I'm losing hair by the fistfuls lately. I have done this after every baby, but that doesn't make it any less scary to see the tub drain covered in hair. Anybody else have postpartum hair loss? Any solutions?
Monday, May 3, 2010
First thing I noticed when I moved all the kids' clothes to the family closet- Daniel has 30 pair of underwear, Chloe has WAY too many clothes, and Maya has 4 shirts. Who knew? (As for Maya, she never asks for anything so I just assumed she really liked those 4 shirts. Whoops!)
Second thing I noticed - the kids (other than Maya) have no idea how to keep their drawers organized. This is where my denial approach came in. I got so overwhelmed looking in their messy drawers, hangers hung backwards on the rod (boys!), and skirts draped over the rod because someone was too lazy to clip it to a skirt hanger (Chloe!), that I just stayed out of their closets and drawers.
So here's the big closet. I have since bought Maya some new clothes, gave away a ton of size 5 underwear, and gave half of Chloe's clothes away. Less is best. All of their out of season clothes are still in underbed boxes under their beds (duh!), since they don't take up any extra space, but the boys' chest and the girls' dresser are in here now. Their closets are now for toys.
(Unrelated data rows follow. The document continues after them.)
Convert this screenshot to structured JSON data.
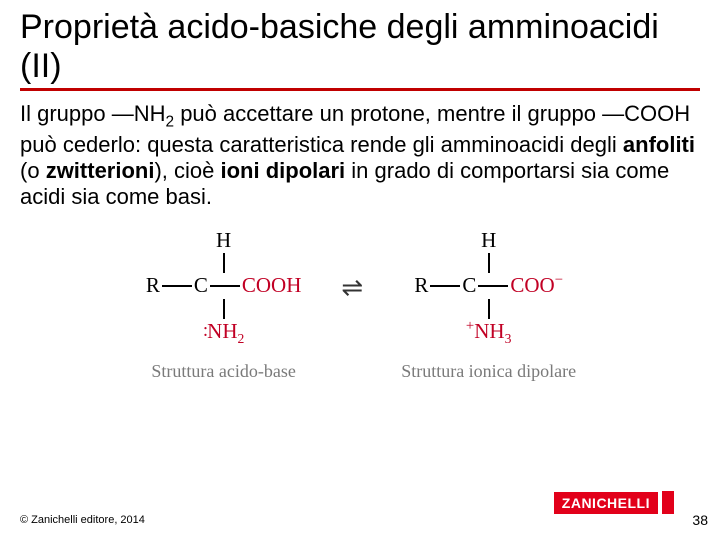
{
  "title": "Proprietà acido-basiche degli amminoacidi (II)",
  "body": {
    "pre1": "Il gruppo —NH",
    "sub1": "2",
    "mid1": " può accettare un protone, mentre il gruppo —COOH può cederlo: questa caratteristica rende gli amminoacidi degli ",
    "bold1": "anfoliti",
    "mid2": " (o ",
    "bold2": "zwitterioni",
    "mid3": "), cioè ",
    "bold3": "ioni dipolari",
    "post": " in grado di comportarsi sia come acidi sia come basi."
  },
  "diagram": {
    "left": {
      "H": "H",
      "R": "R",
      "C": "C",
      "COOH": "COOH",
      "NH2_pre": ":",
      "NH2": "NH",
      "NH2_sub": "2",
      "caption": "Struttura acido-base"
    },
    "arrow": "⇌",
    "right": {
      "H": "H",
      "R": "R",
      "C": "C",
      "COO": "COO",
      "COO_charge": "−",
      "NH3_charge": "+",
      "NH3": "NH",
      "NH3_sub": "3",
      "caption": "Struttura ionica dipolare"
    },
    "colors": {
      "red": "#c10024",
      "caption_gray": "#7a7a7a",
      "rule_red": "#c00000",
      "logo_red": "#e2001a"
    },
    "font": {
      "title_pt": 34,
      "body_pt": 22,
      "mol_pt": 21,
      "caption_pt": 18
    }
  },
  "footer": {
    "copyright": "© Zanichelli editore, 2014",
    "logo": "ZANICHELLI",
    "page": "38"
  }
}
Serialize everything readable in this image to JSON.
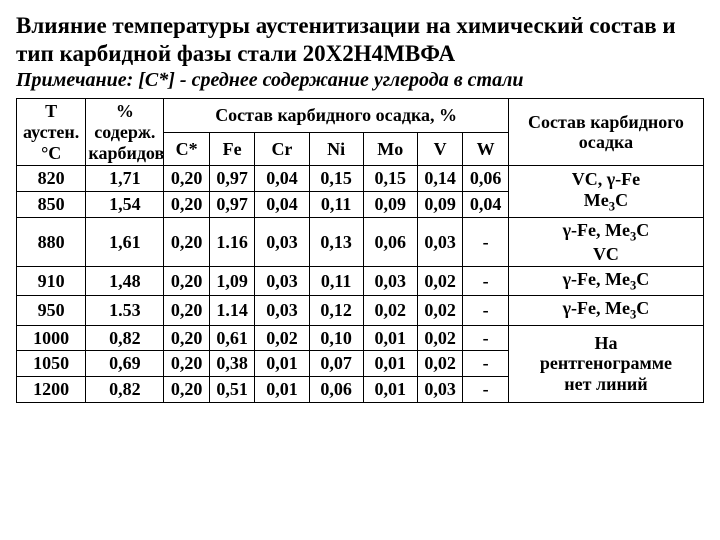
{
  "title": "Влияние температуры аустенитизации на химический состав и тип карбидной фазы стали 20Х2Н4МВФА",
  "note": "Примечание: [С*] - среднее содержание углерода в стали",
  "headers": {
    "t": "Т аустен. °С",
    "pc": "% содерж. карбидов",
    "comp_group": "Состав карбидного осадка, %",
    "phase": "Состав карбидного осадка",
    "c": "C*",
    "fe": "Fe",
    "cr": "Cr",
    "ni": "Ni",
    "mo": "Mo",
    "v": "V",
    "w": "W"
  },
  "rows": [
    {
      "t": "820",
      "pc": "1,71",
      "c": "0,20",
      "fe": "0,97",
      "cr": "0,04",
      "ni": "0,15",
      "mo": "0,15",
      "v": "0,14",
      "w": "0,06"
    },
    {
      "t": "850",
      "pc": "1,54",
      "c": "0,20",
      "fe": "0,97",
      "cr": "0,04",
      "ni": "0,11",
      "mo": "0,09",
      "v": "0,09",
      "w": "0,04"
    },
    {
      "t": "880",
      "pc": "1,61",
      "c": "0,20",
      "fe": "1.16",
      "cr": "0,03",
      "ni": "0,13",
      "mo": "0,06",
      "v": "0,03",
      "w": "-"
    },
    {
      "t": "910",
      "pc": "1,48",
      "c": "0,20",
      "fe": "1,09",
      "cr": "0,03",
      "ni": "0,11",
      "mo": "0,03",
      "v": "0,02",
      "w": "-"
    },
    {
      "t": "950",
      "pc": "1.53",
      "c": "0,20",
      "fe": "1.14",
      "cr": "0,03",
      "ni": "0,12",
      "mo": "0,02",
      "v": "0,02",
      "w": "-"
    },
    {
      "t": "1000",
      "pc": "0,82",
      "c": "0,20",
      "fe": "0,61",
      "cr": "0,02",
      "ni": "0,10",
      "mo": "0,01",
      "v": "0,02",
      "w": "-"
    },
    {
      "t": "1050",
      "pc": "0,69",
      "c": "0,20",
      "fe": "0,38",
      "cr": "0,01",
      "ni": "0,07",
      "mo": "0,01",
      "v": "0,02",
      "w": "-"
    },
    {
      "t": "1200",
      "pc": "0,82",
      "c": "0,20",
      "fe": "0,51",
      "cr": "0,01",
      "ni": "0,06",
      "mo": "0,01",
      "v": "0,03",
      "w": "-"
    }
  ],
  "phases": {
    "g1_l1": "VC, γ-Fe",
    "g1_l2_pre": "Me",
    "g1_l2_post": "C",
    "g2_l1_pre": "γ-Fe, Me",
    "g2_l1_post": "C",
    "g2_l2": "VC",
    "g3_pre": "γ-Fe, Me",
    "g3_post": "C",
    "g4_pre": "γ-Fe, Me",
    "g4_post": "C",
    "g5_l1": "На",
    "g5_l2": "рентгенограмме",
    "g5_l3": "нет линий",
    "sub3": "3"
  }
}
Goodbye doll house! I don't have to look at you anymore! Bwahaha!
(By the way, Julia's clothes haven't been moved in here yet because I don't want to get her dressed on the floor.)
The girls each have a drawer for their socks and another for their pj's. Same for the boys.
These baskets on top are for shoes that don't currently fit anyone. They are labeled according to size. I have shoes in every size just waiting for bigger feet. This is the ease of shopping for a big family: If it's good quality, buy it. Doesn't matter what size it is as long as it's at least the size of the smallest child. It'll fit someone someday.
These baskets on the lower shelf are for undies and modesty shorts (biker shorts to be worn under skirts and dresses). With them out in the open like this, I can easily see if someone has too many or too few undies. (Seriously Daniel, did you ever even wear a pair twice? Sheesh!) Additionally, the boys each have a basket for their shorts.
So here's how it works: The kids get their outfit for the day and get dressed in the family closet, in their room, or in the bathroom. Modesty is still priority. I go in here several times a day and can quickly see who didn't put their pj's away or hang their skirt back up (Chloe again).
On laundry days, I sit in a rocking chair in here and read while they fold and put away their clothes. It's glorious.
This system is making my life so much easier and I don't have to live in denial anymore!